KV 缓存的后验擦除困难,因为删除一个片段需重算后续所有 token;KVEraser 通过仅对被删 token 注入学习到的引导状态来解决该问题。
The method uses a two-stage training pipeline: generic span-neighbor pre-training to suppress erased-span influence, followed by task-specific fine-tuning.
方法采用两阶段训练流程:通用跨度邻域预训练以抑制被擦除片段的影响,然后进行任务特定微调。
On in-domain tasks across 1K–32K context, KVEraser achieves near-identical performance to full recomputation with only a 24% latency overhead (vs 17.6× for full recompute).

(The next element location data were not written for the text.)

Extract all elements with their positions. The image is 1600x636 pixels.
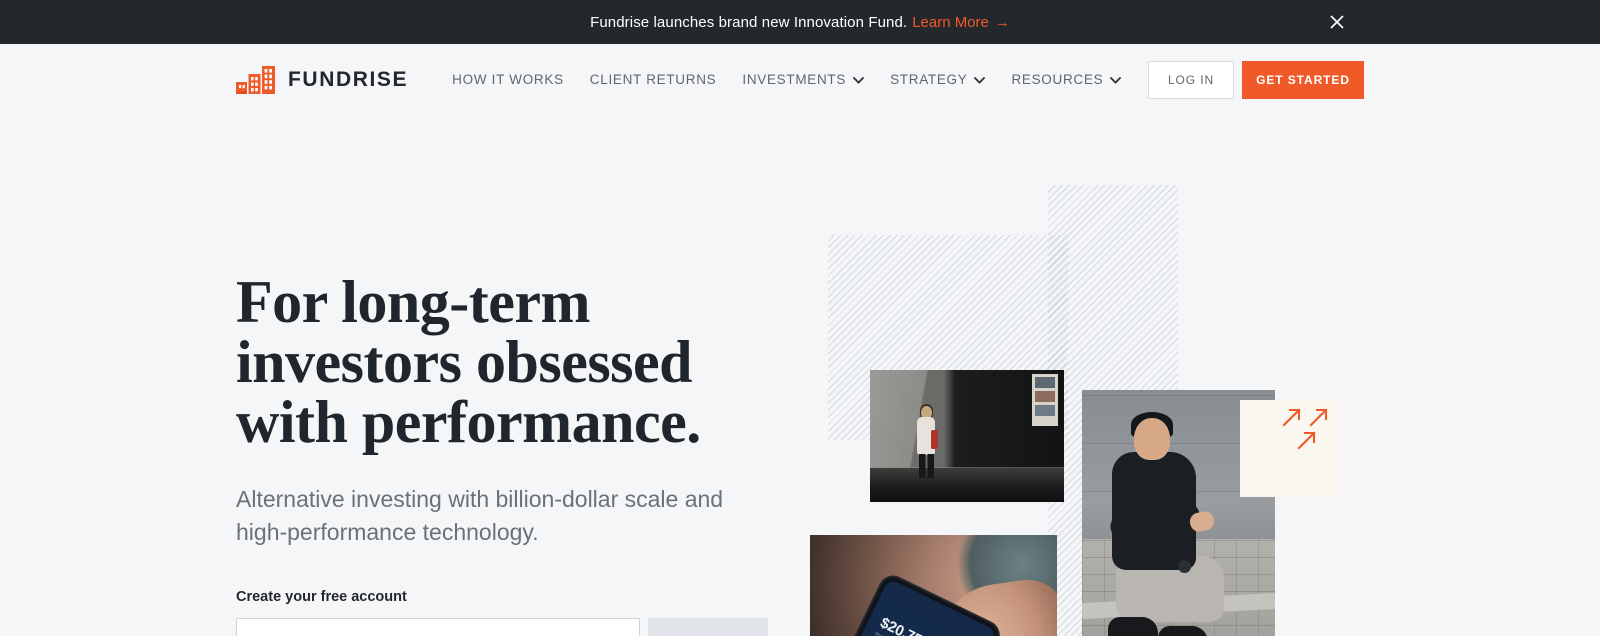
photo-layer-watch (1178, 560, 1191, 573)
signup-form (236, 618, 796, 636)
close-icon (1330, 15, 1344, 29)
diagonal-arrows-decoration (1280, 405, 1340, 460)
buildings-icon (236, 65, 275, 94)
close-banner-button[interactable] (1326, 11, 1348, 33)
photo-layer-person (913, 400, 939, 478)
arrow-right-icon: → (994, 13, 1010, 31)
signup-form-label: Create your free account (236, 589, 407, 606)
photo-layer-shoe (1108, 617, 1158, 636)
photo-layer-shoe (1158, 626, 1208, 636)
hero-image-collage: $20,750 Portfolio balance (780, 115, 1600, 636)
photo-layer-legs (919, 454, 934, 478)
chevron-down-icon (1110, 77, 1122, 84)
nav-label: INVESTMENTS (742, 72, 847, 87)
brand-logo[interactable]: FUNDRISE (236, 65, 408, 95)
nav-label: HOW IT WORKS (452, 72, 564, 87)
announcement-banner: Fundrise launches brand new Innovation F… (0, 0, 1600, 44)
nav-label: CLIENT RETURNS (589, 72, 717, 87)
photo-woman-walking (870, 370, 1064, 502)
nav-item-client-returns[interactable]: CLIENT RETURNS (590, 72, 717, 87)
site-header: FUNDRISE HOW IT WORKS CLIENT RETURNS INV… (0, 44, 1600, 115)
photo-layer-bag (931, 430, 938, 449)
page-title: For long-term investors obsessed with pe… (236, 269, 701, 455)
nav-item-resources[interactable]: RESOURCES (1011, 72, 1122, 87)
log-in-button[interactable]: LOG IN (1148, 60, 1234, 99)
brand-name: FUNDRISE (288, 67, 409, 91)
photo-layer-ground (870, 468, 1064, 502)
hero-section: For long-term investors obsessed with pe… (0, 115, 1600, 636)
nav-label: RESOURCES (1011, 72, 1104, 87)
chevron-down-icon (974, 77, 986, 84)
signup-submit-button[interactable] (648, 618, 768, 636)
main-navigation: HOW IT WORKS CLIENT RETURNS INVESTMENTS … (452, 72, 1122, 87)
email-input[interactable] (236, 618, 640, 636)
photo-phone-in-hand: $20,750 Portfolio balance (810, 535, 1057, 636)
nav-item-how-it-works[interactable]: HOW IT WORKS (452, 72, 564, 87)
hero-copy: For long-term investors obsessed with pe… (236, 272, 796, 636)
header-actions: LOG IN GET STARTED (1148, 60, 1364, 99)
hero-subheadline: Alternative investing with billion-dolla… (236, 486, 724, 545)
diagonal-arrows-icon (1282, 408, 1328, 450)
nav-item-investments[interactable]: INVESTMENTS (742, 72, 864, 87)
announcement-text: Fundrise launches brand new Innovation F… (590, 13, 908, 31)
chevron-down-icon (853, 77, 864, 84)
nav-label: STRATEGY (890, 72, 968, 87)
learn-more-link[interactable]: Learn More (912, 14, 989, 31)
photo-layer-poster (1032, 374, 1058, 426)
get-started-button[interactable]: GET STARTED (1242, 60, 1364, 99)
phone-balance-amount: $20,750 (877, 614, 932, 636)
photo-layer-head (1134, 418, 1170, 460)
nav-item-strategy[interactable]: STRATEGY (890, 72, 986, 87)
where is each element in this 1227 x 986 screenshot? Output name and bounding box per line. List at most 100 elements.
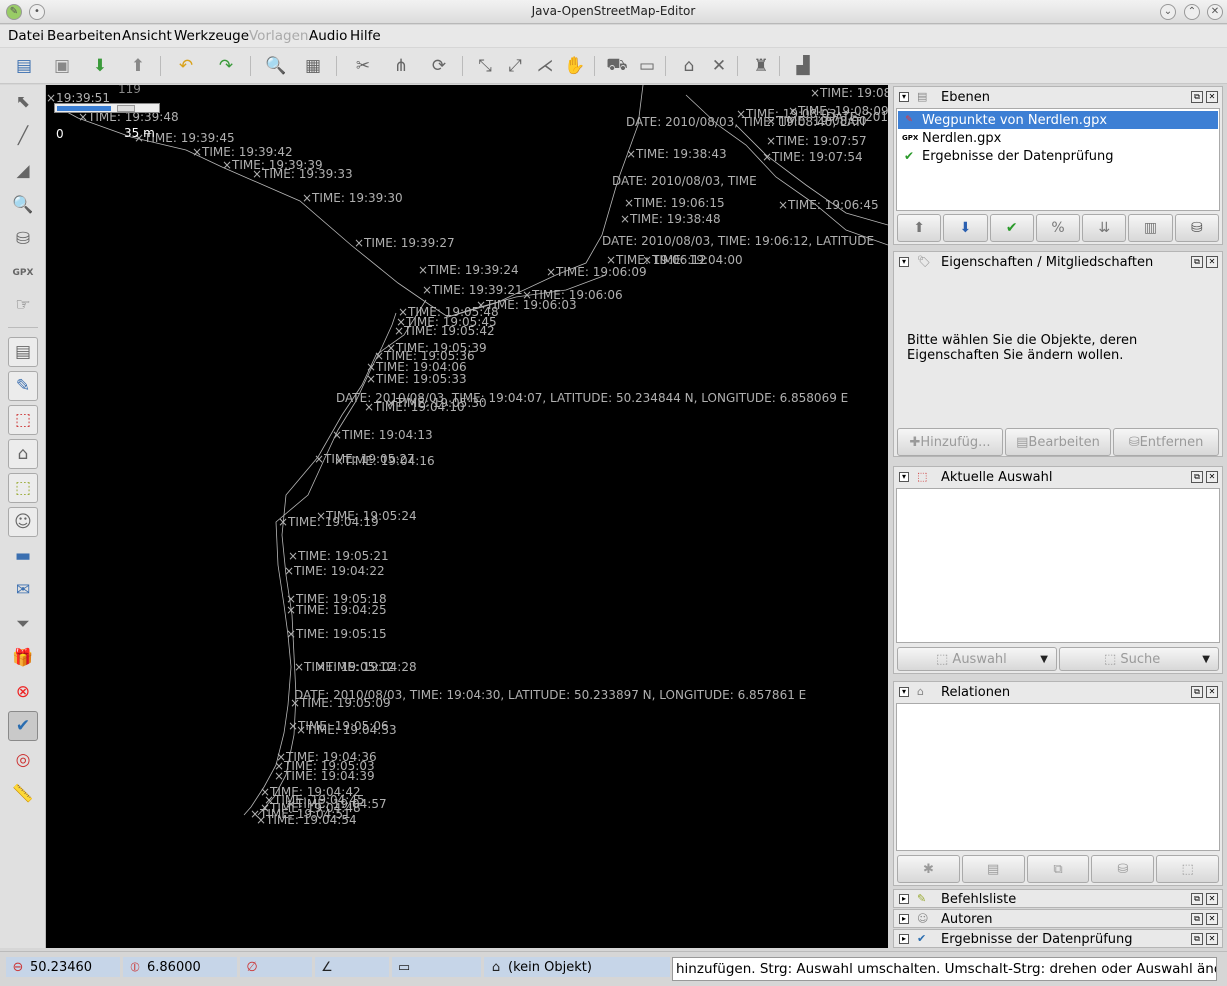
relation-list[interactable]	[896, 703, 1220, 851]
layer-row[interactable]: ✎ Wegpunkte von Nerdlen.gpx	[898, 111, 1218, 129]
authors-icon[interactable]: ☺	[8, 507, 38, 537]
select-relation-button[interactable]: ⬚	[1156, 855, 1219, 883]
detach-icon[interactable]: ⧉	[1191, 686, 1203, 698]
orthogonalize-icon[interactable]: ⋌	[532, 54, 558, 78]
maximize-icon[interactable]: ⌃	[1184, 4, 1200, 20]
validator-check-icon[interactable]: ✔	[8, 711, 38, 741]
validator-error-icon[interactable]: 🎁	[8, 643, 38, 673]
info-icon[interactable]: ▦	[300, 54, 326, 78]
undo-icon[interactable]: ↶	[173, 54, 199, 78]
layer-row[interactable]: ✔ Ergebnisse der Datenprüfung	[898, 147, 1218, 165]
open-icon[interactable]: ▤	[11, 54, 37, 78]
expand-icon[interactable]: ▸	[899, 914, 909, 924]
activate-layer-button[interactable]: ✔	[989, 214, 1034, 242]
move-up-button[interactable]: ⬆	[897, 214, 942, 242]
align-line-icon[interactable]: ⤢	[502, 54, 528, 78]
download-icon[interactable]: ⬇	[87, 54, 113, 78]
save-icon[interactable]: ▣	[49, 54, 75, 78]
expand-icon[interactable]: ▸	[899, 934, 909, 944]
combine-way-icon[interactable]: ⋔	[388, 54, 414, 78]
zoom-area-icon[interactable]: ◢	[8, 156, 38, 186]
select-icon[interactable]: ⬉	[8, 87, 38, 117]
close-icon[interactable]: ✕	[1207, 4, 1223, 20]
delete-layer-button[interactable]: ⛁	[1174, 214, 1219, 242]
car-preset-icon[interactable]: ⛟	[604, 54, 630, 78]
select-button[interactable]: ⬚ Auswahl ▼	[897, 647, 1057, 671]
play-head-icon[interactable]: ☞	[8, 290, 38, 320]
layer-row[interactable]: GPX Nerdlen.gpx	[898, 129, 1218, 147]
detach-icon[interactable]: ⧉	[1191, 893, 1203, 905]
menu-bearbeiten[interactable]: Bearbeiten	[47, 28, 121, 44]
opacity-button[interactable]: %	[1035, 214, 1081, 242]
commands-icon[interactable]: ⬚	[8, 473, 38, 503]
remove-button[interactable]: ⛁ Entfernen	[1113, 428, 1219, 456]
menu-ansicht[interactable]: Ansicht	[122, 28, 172, 44]
menu-audio[interactable]: Audio	[309, 28, 347, 44]
add-button[interactable]: ✚ Hinzufüg...	[897, 428, 1003, 456]
selection-icon[interactable]: ⬚	[8, 405, 38, 435]
collapse-icon[interactable]: ▾	[899, 472, 909, 482]
move-icon[interactable]: ✋	[562, 54, 588, 78]
expand-icon[interactable]: ▸	[899, 894, 909, 904]
merge-button[interactable]: ⇊	[1082, 214, 1127, 242]
collapse-icon[interactable]: ▾	[899, 257, 909, 267]
relations-panel-header[interactable]: ▾ ⌂ Relationen ⧉ ✕	[894, 682, 1222, 702]
layers-panel-header[interactable]: ▾ ▤ Ebenen ⧉ ✕	[894, 87, 1222, 107]
layer-list-icon[interactable]: ▤	[8, 337, 38, 367]
menu-hilfe[interactable]: Hilfe	[350, 28, 381, 44]
search-button[interactable]: ⬚ Suche ▼	[1059, 647, 1219, 671]
castle-preset-icon[interactable]: ♜	[748, 54, 774, 78]
detach-icon[interactable]: ⧉	[1191, 933, 1203, 945]
crossing-preset-icon[interactable]: ✕	[706, 54, 732, 78]
conflict-icon[interactable]: ⏷	[8, 609, 38, 639]
filter-icon[interactable]: ✉	[8, 575, 38, 605]
reverse-icon[interactable]: ⟳	[426, 54, 452, 78]
collapse-icon[interactable]: ▾	[899, 687, 909, 697]
industry-preset-icon[interactable]: ▟	[790, 54, 816, 78]
menu-datei[interactable]: Datei	[8, 28, 44, 44]
menu-werkzeuge[interactable]: Werkzeuge	[174, 28, 249, 44]
close-icon[interactable]: ✕	[1206, 686, 1218, 698]
delete-relation-button[interactable]: ⛁	[1091, 855, 1155, 883]
commands-panel[interactable]: ▸ ✎ Befehlsliste ⧉ ✕	[893, 889, 1223, 908]
edit-button[interactable]: ▤ Bearbeiten	[1005, 428, 1111, 456]
selection-list[interactable]	[896, 488, 1220, 643]
fix-icon[interactable]: ▬	[8, 541, 38, 571]
close-icon[interactable]: ✕	[1206, 933, 1218, 945]
selection-panel-header[interactable]: ▾ ⬚ Aktuelle Auswahl ⧉ ✕	[894, 467, 1222, 487]
close-icon[interactable]: ✕	[1206, 256, 1218, 268]
move-down-button[interactable]: ⬇	[943, 214, 988, 242]
collapse-icon[interactable]: ▾	[899, 92, 909, 102]
detach-icon[interactable]: ⧉	[1191, 471, 1203, 483]
map-view[interactable]: ×19:39:51 ×TIME: 19:39:48 ×TIME: 19:39:45 ×…	[46, 85, 888, 948]
duplicate-button[interactable]: ▥	[1128, 214, 1173, 242]
align-circle-icon[interactable]: ⤡	[472, 54, 498, 78]
close-icon[interactable]: ✕	[1206, 893, 1218, 905]
split-way-icon[interactable]: ✂	[350, 54, 376, 78]
preferences-icon[interactable]: 🔍	[263, 54, 289, 78]
delete-icon[interactable]: ⛁	[8, 224, 38, 254]
zoom-icon[interactable]: 🔍	[8, 190, 38, 220]
detach-icon[interactable]: ⧉	[1191, 91, 1203, 103]
audio-icon[interactable]: ◎	[8, 745, 38, 775]
draw-icon[interactable]: ╱	[8, 121, 38, 151]
authors-panel[interactable]: ▸ ☺ Autoren ⧉ ✕	[893, 909, 1223, 928]
relation-list-icon[interactable]: ⌂	[8, 439, 38, 469]
close-icon[interactable]: ✕	[1206, 913, 1218, 925]
properties-icon[interactable]: ✎	[8, 371, 38, 401]
validation-panel[interactable]: ▸ ✔ Ergebnisse der Datenprüfung ⧉ ✕	[893, 929, 1223, 948]
detach-icon[interactable]: ⧉	[1191, 256, 1203, 268]
gpx-icon[interactable]: GPX	[8, 258, 38, 288]
minimize-icon[interactable]: ⌄	[1160, 4, 1176, 20]
properties-panel-header[interactable]: ▾ 🏷 Eigenschaften / Mitgliedschaften ⧉ ✕	[894, 252, 1222, 272]
close-icon[interactable]: ✕	[1206, 91, 1218, 103]
edit-relation-button[interactable]: ▤	[961, 855, 1025, 883]
close-icon[interactable]: ✕	[1206, 471, 1218, 483]
new-relation-button[interactable]: ✱	[897, 855, 960, 883]
duplicate-relation-button[interactable]: ⧉	[1026, 855, 1090, 883]
bus-preset-icon[interactable]: ▭	[634, 54, 660, 78]
validator-stop-icon[interactable]: ⊗	[8, 677, 38, 707]
measure-icon[interactable]: 📏	[8, 779, 38, 809]
upload-icon[interactable]: ⬆	[125, 54, 151, 78]
building-preset-icon[interactable]: ⌂	[676, 54, 702, 78]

在 1K 至 32K 上下文的域内任务上,KVEraser 实现与全量重计算几乎相同的性能,延迟开销仅 24%,而全量重计算为 17.6 倍。
KVEraser generalizes to unseen long-document QA with harmful distractors, outperforming all approximate baselines and delivering 3–4× speedup over full recomputation.
KVEraser 可泛化到未见过的含误导干扰项的长文档问答任务,超过所有近似基线,且比全量重计算快 3–4 倍。